Moose Skowron was sitting on a stool at the locker next to mine. He was wearing his baseball underwear and having coffee, just like he always did. I took a chance and reached out my hand.
“Hey, Jimmy, how are you?” he said, smiling and shaking my hand. Moose was chatting with Hank Bauer, who was before my time, but who I’d seen at a couple of sports dinners.
“Hello there, Mr. Bouton,” said Hank in his gravelly Marine voice.
So far, so good, I thought. Then I saw John Blanchard with the same look on his face that Clete Boyer had had on the bus, and I got a twinge of bad feeling. Part of me wanted to talk with them but I knew that wouldn’t work. These were not talking guys, at least not with me. Maybe when we’re ninety or so, we’ll shake hands on a foul line somewhere.

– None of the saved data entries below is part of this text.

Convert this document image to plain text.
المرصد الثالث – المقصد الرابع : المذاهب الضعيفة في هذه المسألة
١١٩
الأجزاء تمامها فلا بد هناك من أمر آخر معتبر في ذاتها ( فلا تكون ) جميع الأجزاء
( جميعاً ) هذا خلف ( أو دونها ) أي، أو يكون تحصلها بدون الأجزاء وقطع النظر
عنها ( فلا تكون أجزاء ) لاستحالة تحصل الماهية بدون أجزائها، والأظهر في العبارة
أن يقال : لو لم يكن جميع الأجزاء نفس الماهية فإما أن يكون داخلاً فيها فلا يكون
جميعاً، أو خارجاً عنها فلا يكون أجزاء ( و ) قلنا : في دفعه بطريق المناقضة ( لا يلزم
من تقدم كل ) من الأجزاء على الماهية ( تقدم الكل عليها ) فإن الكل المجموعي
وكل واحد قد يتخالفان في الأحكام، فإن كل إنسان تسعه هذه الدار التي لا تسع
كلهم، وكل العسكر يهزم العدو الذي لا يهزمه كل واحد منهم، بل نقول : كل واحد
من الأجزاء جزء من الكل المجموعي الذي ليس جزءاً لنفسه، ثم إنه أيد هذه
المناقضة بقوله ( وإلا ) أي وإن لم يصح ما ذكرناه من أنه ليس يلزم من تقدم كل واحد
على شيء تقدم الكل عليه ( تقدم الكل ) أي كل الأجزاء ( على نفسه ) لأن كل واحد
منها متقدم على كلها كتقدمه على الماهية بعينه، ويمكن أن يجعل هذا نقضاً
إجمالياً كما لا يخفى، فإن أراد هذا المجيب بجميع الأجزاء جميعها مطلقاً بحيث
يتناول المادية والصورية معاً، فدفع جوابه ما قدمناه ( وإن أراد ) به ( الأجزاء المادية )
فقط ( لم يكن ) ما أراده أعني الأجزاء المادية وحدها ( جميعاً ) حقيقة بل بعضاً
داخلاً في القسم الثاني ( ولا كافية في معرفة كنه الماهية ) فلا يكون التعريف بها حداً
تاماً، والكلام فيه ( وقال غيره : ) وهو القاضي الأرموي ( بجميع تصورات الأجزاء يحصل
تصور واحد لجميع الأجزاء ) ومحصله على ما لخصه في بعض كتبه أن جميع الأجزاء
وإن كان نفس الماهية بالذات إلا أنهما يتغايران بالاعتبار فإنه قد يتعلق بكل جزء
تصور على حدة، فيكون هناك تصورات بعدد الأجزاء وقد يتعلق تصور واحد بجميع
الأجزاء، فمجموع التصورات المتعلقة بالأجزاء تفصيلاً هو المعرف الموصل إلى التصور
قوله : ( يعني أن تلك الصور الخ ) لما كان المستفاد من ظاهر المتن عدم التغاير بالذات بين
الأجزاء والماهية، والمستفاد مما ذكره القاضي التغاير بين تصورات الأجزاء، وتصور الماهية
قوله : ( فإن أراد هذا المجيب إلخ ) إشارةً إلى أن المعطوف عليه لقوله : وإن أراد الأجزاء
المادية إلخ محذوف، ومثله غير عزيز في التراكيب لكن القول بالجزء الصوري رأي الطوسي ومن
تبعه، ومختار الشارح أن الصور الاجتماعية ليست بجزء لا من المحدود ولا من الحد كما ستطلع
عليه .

Once at my locker, the clubhouse disappeared from view behind a wall of sportswriters and photographers. The questions tumbled over one another. When did the Yankees contact you? Have you had any response from your teammates yet? Did you ever make peace with Mickey Mantle? What did you think of Michael’s letter? And the most frequently asked, “How does it feel to be back?”
“So far, it feels like a press conference,” I said nervously. They laughed.
Meanwhile, I kept looking around to see if I could spot any other players. I wanted to be bullshitting with teammates, not answering questions. I appreciated the attention but it’s not what I was hoping for. I wanted to experience Old-Timers’ Day, and the questions were getting in the way. I still felt isolated, not really a part of things. This was not what I had in mind.
The barrage of questions continued—a respectful barrage but a barrage nonetheless. When one member of the group had had enough, he was replaced by another who hadn’t heard the answers to the previous questions. All the while, I was trying to change into my uniform. The other players were already dressed and on the field. Batting practice would be over before I got out there. I felt panicky. It was like one of those bad dreams where you can’t quite get to something. Old-Timers’ Day was happening without me!
“So how does it feel to be back?” asked the newest arrival.
“Well, if I’m ever going to know that,” I said, “I’ll have to actually be back, so let me get out there and I’ll tell you later.”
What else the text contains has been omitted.